Оставив за Жанной Бакстон избранный ею псевдоним, Барсак назвал своих товарищей и себя, указывая звание каждого.
— И, наконец, — заключил он, — вот Тонгане, о котором я не говорю, так как вы, по-видимому, его знаете.
— Да… да… — тихо сказал Камаре, снова опустив глаза.
— Назначенные французским правительством… Но вы, конечно, француз, господин Камаре?
— Да, да… — равнодушно пробормотал инженер.
— Назначенные французским правительством выполнить определённые поручения в Петле Нигера, мы без
конца боролись против препятствий, которые нагромождал перед нами Гарри Киллер.
— С какой же целью? — заинтересовался Камаре.
— С целью преградить нам путь к Нигеру, так как Гарри Киллер хочет, чтобы его логовище оставалось неизвестным. Он потому и старался удалить нас из этой области, чтобы мы ничего не узнали о Блекланде, существования которого никто в Европе не подозревает.
— Что вы говорите? — воскликнул Камаре с необычной живостью. — Невозможно, чтобы об этом городе не знали в Европе, куда возвратилось немало рабочих после более или менее долгого пребывания здесь.

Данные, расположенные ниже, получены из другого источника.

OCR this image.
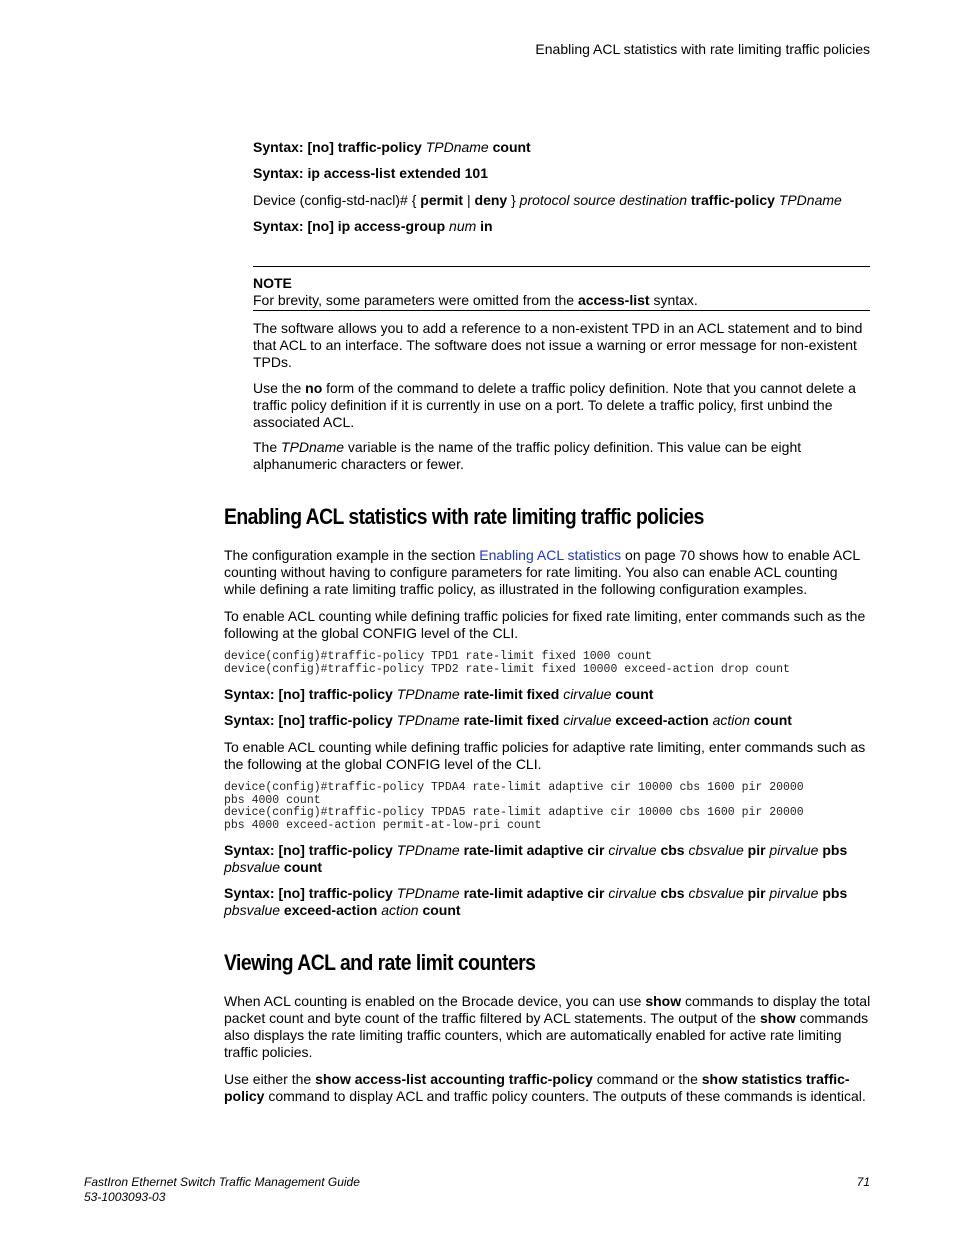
Enabling ACL statistics with rate limiting traffic policies
Syntax: [no] traffic-policy TPDname count
Syntax: ip access-list extended 101
Device (config-std-nacl)# { permit | deny } protocol source destination traffic-policy TPDname
Syntax: [no] ip access-group num in
NOTE
For brevity, some parameters were omitted from the access-list syntax.

The software allows you to add a reference to a non-existent TPD in an ACL statement and to bind that ACL to an interface. The software does not issue a warning or error message for non-existent TPDs.

Use the no form of the command to delete a traffic policy definition. Note that you cannot delete a traffic policy definition if it is currently in use on a port. To delete a traffic policy, first unbind the associated ACL.

The TPDname variable is the name of the traffic policy definition. This value can be eight alphanumeric characters or fewer.

Enabling ACL statistics with rate limiting traffic policies

The configuration example in the section Enabling ACL statistics on page 70 shows how to enable ACL counting without having to configure parameters for rate limiting. You also can enable ACL counting while defining a rate limiting traffic policy, as illustrated in the following configuration examples.

To enable ACL counting while defining traffic policies for fixed rate limiting, enter commands such as the following at the global CONFIG level of the CLI.

device(config)#traffic-policy TPD1 rate-limit fixed 1000 count
device(config)#traffic-policy TPD2 rate-limit fixed 10000 exceed-action drop count
Syntax: [no] traffic-policy TPDname rate-limit fixed cirvalue count
Syntax: [no] traffic-policy TPDname rate-limit fixed cirvalue exceed-action action count

To enable ACL counting while defining traffic policies for adaptive rate limiting, enter commands such as the following at the global CONFIG level of the CLI.

device(config)#traffic-policy TPDA4 rate-limit adaptive cir 10000 cbs 1600 pir 20000
pbs 4000 count
device(config)#traffic-policy TPDA5 rate-limit adaptive cir 10000 cbs 1600 pir 20000
pbs 4000 exceed-action permit-at-low-pri count
Syntax: [no] traffic-policy TPDname rate-limit adaptive cir cirvalue cbs cbsvalue pir pirvalue pbs
pbsvalue count
Syntax: [no] traffic-policy TPDname rate-limit adaptive cir cirvalue cbs cbsvalue pir pirvalue pbs
pbsvalue exceed-action action count
Viewing ACL and rate limit counters

When ACL counting is enabled on the Brocade device, you can use show commands to display the total packet count and byte count of the traffic filtered by ACL statements. The output of the show commands also displays the rate limiting traffic counters, which are automatically enabled for active rate limiting traffic policies.

Use either the show access-list accounting traffic-policy command or the show statistics traffic-policy command to display ACL and traffic policy counters. The outputs of these commands is identical.

FastIron Ethernet Switch Traffic Management Guide
53-1003093-03
71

— И все же это так, — ответил Барсак.
— Вы утверждаете, — настаивал Камаре, все более волнуясь, — что никто, я говорю: никто о нас не знает?
— Абсолютно никто.
— И что эту часть пустыни считают совершенно необитаемой?
— Да, сударь, я это утверждаю!
Камаре встал. Охваченный сильным волнением, он стал ходить по комнате.
— Непостижимо! Непостижимо! — бормотал он.
Но его возбуждение длилось недолго. Успокоив себя усилием воли, он сел и сказал, немного более бледный, чем обычно:
— Продолжайте, сударь, прошу вас.
— Не буду утомлять вас подробностями, — снова начал Барсак, следуя этому настоянию, — и рассказывать о всех неприятностях, которым нас подвергли. Достаточно сказать, что, лишив нас конвоя, Гарри Киллер, разъярённый тем, что мы продолжали продвигаться в том направлении, которое нам было воспрещено, прислал людей похитить нас ночью и привезти сюда, где нас держат в плену вот уже полмесяца и угрожают казнью…
Кровь бросилась в лицо Марселя Камаре, и взгляд его принял угрожающее выражение.
— Это просто невообразимо! — вскричал он, когда Барсак кончил говорить. — Как! Гарри Киллер ведёт себя таким образом?!
— Это — не все, — сказал Барсак и рассказал об отвратительных преследованиях, жертвой которых стала Жанна Бакстон, и об убийстве двух негров, одного, поражённого воздушной торпедой, другого, захваченного планёром и сброшенного на площадку башни, где он разбился насмерть.
Марсель Камаре был потрясён. Ему пришлось, быть может, в первый раз покинуть область чистой абстракции и столкнуться с действительностью. Его прирождённая честность жестоко пострадала от этого столкновения. Как! Он, не решавшийся раздавить даже насекомое, долгие годы жил, не зная этого, около существа, способного на такие жестокости!
— Это отвратительно! Ужасно! — восклицал он. Ужас его был столь же велик, сколь и чистосердечен.
Барсак и его спутники видели это. Но как было совместить эту чувствительность и моральную чистоту с присутствием Камаре в городе, который делали столь подозрительным качества его правителя?
Выражая общую мысль, Барсак заметил:
— Но, сударь, ведь человек, хладнокровно совершающий такие поступки, очевидно, ими не ограничивается. Гарри Киллер, конечно, имеет и другие преступления на своей совести. Вы о них не знаете?
— И вы осмеливаетесь предлагать мне такой вопрос! — запротестовал возмущённый Камаре. — Конечно, я о них не знаю, как не знал и о том, что вы мне сейчас открыли, и о других, ещё более ужасных делах, в которых я его теперь подозреваю. Никогда не выходя с завода, занятый изобретением удивительных вещей, я ничего не видел, ничего не знал…
— Если мы вас хорошо поняли, — сказал Барсак, — вы нам ответите на один вопрос. Нам кажется невероятным, чтобы этот город и окружающие поля были делом Гарри Киллера. Только подумать, что десять лет назад здесь был песчаный океан! С какою бы целью это ни сделано, превращение поразительно! Но если даже Гарри Киллер и был одарён удивительным умом, его ум давно потонул в вине, и мы не могли себе объяснить, как этот дегенерат мог совершить такие чудеса.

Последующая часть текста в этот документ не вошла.